Although winter looms, predictions for the coming regulatory climate according to one consultant show escalating temperatures with little chance of relief.

“Right now the regulatory climate is hot and it's been that way for a while,” said Pam Perdue, chief compliance strategist for Continuity Control, a New Haven, Conn., financial consulting firm.

The regulatory storm is much broader than community financial institutions have faced in the past, Perdue said Wednesday during a Continuity Control webinar, “Enforcement Actions Survey: How to Avoid Being the Next Victim of Increased Regulatory Scrutiny.”

The lightning strike of enforcement actions is affecting a wider range of issues and institutions, including smaller asset-sized ones that may heretofore have operated successfully on a more informal basis. Those days, Perdue said, have passed.

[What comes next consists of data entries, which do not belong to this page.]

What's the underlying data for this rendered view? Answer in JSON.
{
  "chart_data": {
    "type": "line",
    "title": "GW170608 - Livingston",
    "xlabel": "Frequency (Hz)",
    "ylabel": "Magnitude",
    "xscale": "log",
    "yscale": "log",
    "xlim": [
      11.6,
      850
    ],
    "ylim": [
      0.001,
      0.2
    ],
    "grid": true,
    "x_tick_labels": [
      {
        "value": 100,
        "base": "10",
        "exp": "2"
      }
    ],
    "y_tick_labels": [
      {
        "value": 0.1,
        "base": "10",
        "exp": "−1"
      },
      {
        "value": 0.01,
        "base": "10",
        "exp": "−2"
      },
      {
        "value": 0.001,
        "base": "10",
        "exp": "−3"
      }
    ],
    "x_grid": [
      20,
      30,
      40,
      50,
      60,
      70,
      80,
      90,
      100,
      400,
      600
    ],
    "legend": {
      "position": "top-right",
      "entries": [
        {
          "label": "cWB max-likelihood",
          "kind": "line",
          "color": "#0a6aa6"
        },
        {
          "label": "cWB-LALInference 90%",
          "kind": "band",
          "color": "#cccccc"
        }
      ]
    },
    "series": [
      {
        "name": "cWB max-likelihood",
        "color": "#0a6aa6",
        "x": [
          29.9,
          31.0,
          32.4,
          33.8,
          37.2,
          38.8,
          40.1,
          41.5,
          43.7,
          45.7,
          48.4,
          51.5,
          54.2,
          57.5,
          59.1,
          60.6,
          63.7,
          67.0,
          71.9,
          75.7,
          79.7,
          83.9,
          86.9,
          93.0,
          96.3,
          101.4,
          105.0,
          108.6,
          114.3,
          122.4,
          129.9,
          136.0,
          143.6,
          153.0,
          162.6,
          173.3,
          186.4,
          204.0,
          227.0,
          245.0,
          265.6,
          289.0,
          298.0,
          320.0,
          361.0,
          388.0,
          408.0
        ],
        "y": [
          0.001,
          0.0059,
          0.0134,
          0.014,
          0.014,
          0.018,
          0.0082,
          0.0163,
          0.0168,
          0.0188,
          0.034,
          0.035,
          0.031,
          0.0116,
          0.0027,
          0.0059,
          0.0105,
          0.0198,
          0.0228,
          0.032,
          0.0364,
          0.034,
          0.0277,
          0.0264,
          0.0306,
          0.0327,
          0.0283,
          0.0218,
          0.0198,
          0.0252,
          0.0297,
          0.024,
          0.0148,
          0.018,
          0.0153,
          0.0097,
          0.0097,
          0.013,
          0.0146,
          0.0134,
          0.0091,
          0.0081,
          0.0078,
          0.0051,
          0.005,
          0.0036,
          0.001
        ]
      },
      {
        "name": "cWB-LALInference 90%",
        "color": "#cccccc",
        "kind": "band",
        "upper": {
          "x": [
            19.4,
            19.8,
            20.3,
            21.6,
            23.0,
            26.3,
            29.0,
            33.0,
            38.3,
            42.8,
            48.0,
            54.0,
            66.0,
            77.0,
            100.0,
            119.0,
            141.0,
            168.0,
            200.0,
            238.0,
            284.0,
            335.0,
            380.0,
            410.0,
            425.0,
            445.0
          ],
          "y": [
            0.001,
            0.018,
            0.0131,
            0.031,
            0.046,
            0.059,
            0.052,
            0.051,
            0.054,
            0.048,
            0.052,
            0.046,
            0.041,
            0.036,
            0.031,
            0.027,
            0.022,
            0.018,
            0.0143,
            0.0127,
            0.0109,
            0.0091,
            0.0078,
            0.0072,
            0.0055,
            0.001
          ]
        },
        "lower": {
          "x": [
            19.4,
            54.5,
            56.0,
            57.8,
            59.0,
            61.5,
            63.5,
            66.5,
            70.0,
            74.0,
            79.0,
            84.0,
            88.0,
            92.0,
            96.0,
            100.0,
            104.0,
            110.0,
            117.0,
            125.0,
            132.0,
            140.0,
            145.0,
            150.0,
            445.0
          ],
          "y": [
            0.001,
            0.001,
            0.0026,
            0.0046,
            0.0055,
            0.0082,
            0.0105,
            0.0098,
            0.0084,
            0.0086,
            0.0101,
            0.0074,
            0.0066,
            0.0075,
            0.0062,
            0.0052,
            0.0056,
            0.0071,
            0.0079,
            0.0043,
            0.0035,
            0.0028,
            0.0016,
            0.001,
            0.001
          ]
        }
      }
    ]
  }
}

“Regulators from all agencies are showing an increased appetite for enforcement,” said Perdue, a former regulator with the Federal Reserve. “It can happen to you and will only be prevented if you have a rock-solid compliance process already in place.”

Based on third-quarter 2013 data, the FDIC showed the greatest spike in activity among regulators, and especially in comparison to the NCUA, whose activity was limited by comparison. Overall, management issues attracted the largest amount of activity at 30%, but Bank Secrecy Act violations ranked a close second. The third quarter saw cease-and-desist orders issued against two credit unions for BSA violations, a move Perdue said was very unusual.

On Aug. 29, North Dade Community Development Federal Credit Union, located in Miami Gardens, Fla., signed a consent agreement with NCUA, neither admitting nor denying charges of alleged money laundering. The action prohibits the $6 million credit union for having any further business with money service bureaus not part of its field of membership.

On Sept. 24, Bagumbayan Credit Union in Chicago signed a similar consent agreement with the regulator, who found significant issues with the credit union's management. Specifically, the action barred unpaid and untrained individuals from acting on behalf of the tiny credit union, which has $75,000 in assets and one employee.

Both cases focus on very small institutions, supporting Perdue's assertion that size no longer matters, but adherence to formal compliance procedures does. What's more, all regulators offer fair warning when something isn't quite right with a financial institution's compliance methodology.

“It is never a surprise when an institution gets into trouble and enforcement actions are never sudden,” said Perdue. “In more than 80% of all cases declining performance is known to an institution.”